Well, well, well.
First off, some background of the discussion:
The Original Thread about St. Joe
Recent Comments on the Saint Joseph Statue, near the bottom.
Second off, A, thanks for your spirited defense of my monotheism. Ecclesiastes 4:11
Third off, Mr. B., welcome to the Grenz. You are obviously new here. I have to admit - I am so relieved that you are some random person in cyberspace who happened upon my little blog. If you had been another friend that I had offended out of my life, I am not sure I could have borne it. So many people, it seems, get so woomped up about what I do and say. It hurts so badly sometimes to have people jump to conclusions and to judge me without even the common courtesy of a conversation first.
Just a week or so ago, I had a friend ask me about why St. Joe was on my blog. I explained it to her, and she got the joke and ended up laughing along with me. It's amazing how suspending judgment lubricates relationships!
That said, here are some further thoughts.
I have deep and growing appreciation for traditions other than my own and will try to remain very slow in labeling them "idolaters." The fact of the matter is that if you add up Catholic, Orthodox, and Anglican Christians, the majority of Christ-followers throughout the history of the Church have had a reverence for the saints that goes beyond anything American evangelicals have.
From my limited (and willing to be taught) understanding of the doctrine of praying to the saints, I find it intriguing but not compelling. My basic understanding is this - No person of the Catholic, Orthodox, or Anglican traditions sees the saints as gods. (Set aside the question of Mary for a moment). If they did see, St. Francis or St. Joseph, for instance as gods, that would certainly be idolatry, but they don't, and so it's not.
Rather, they see the saints as having two things: 1) an area of concern, like St. Joseph has for the homeless, and 2) access to God. It seems prudent, then, to ask these saints to give voice before God to their concern.
Logically, how is this any different from any evangelical prayer meeting? I have often been asked to pray for people's needs. Why? Because, as a pastor, people think (misguidedly) that my prayers get through better than other's. If my prayers get through, how much more so would Jesus' own father?

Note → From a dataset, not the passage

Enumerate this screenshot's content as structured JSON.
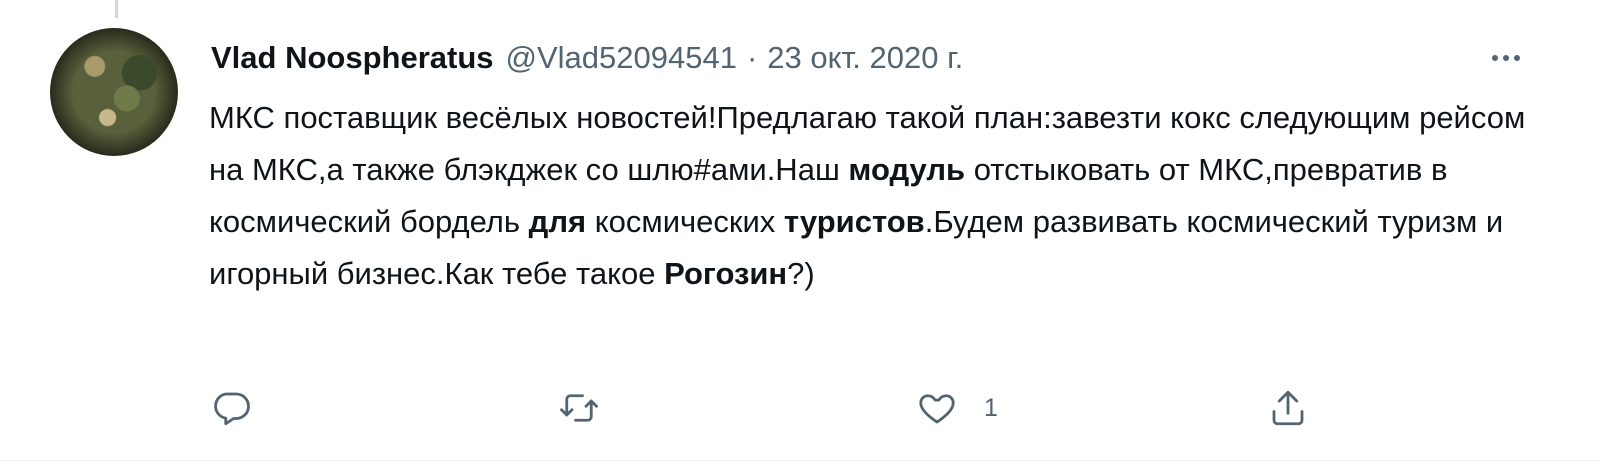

The biblical grounding for such a practice is the language of Hebrews 11-12 and the crowd of witnesses that surrounds us on our journey of faith.
Like I said, I find this intriguing, but not compelling. What I find compelling is that there is not a single incident of imploring the saints in the Bible. And so, I don't pray to saints.
Ultimately, with all historic, orthodox Christians through the ages, I affirm the Apostles' Creed, which includes the phrase, "I believe ... in the communion of saints." (Whatever that means, right?)
All that said, let me conclude with one more comment. I don't know how to handle everyone's expectations for my life, theology, and behavior. I am sorry - more sorry than anyone knows - when I offend someone. But I cannot live with anyone as my God, but the Father who chose me. I can't follow anyone's example, but my Lord's who saved me. And I cannot have anyone's voice in my head, but the Spirit's who seals me. I am so incredibly thankful that he is more forgiving of my missteps and misspoken words than many of his children are.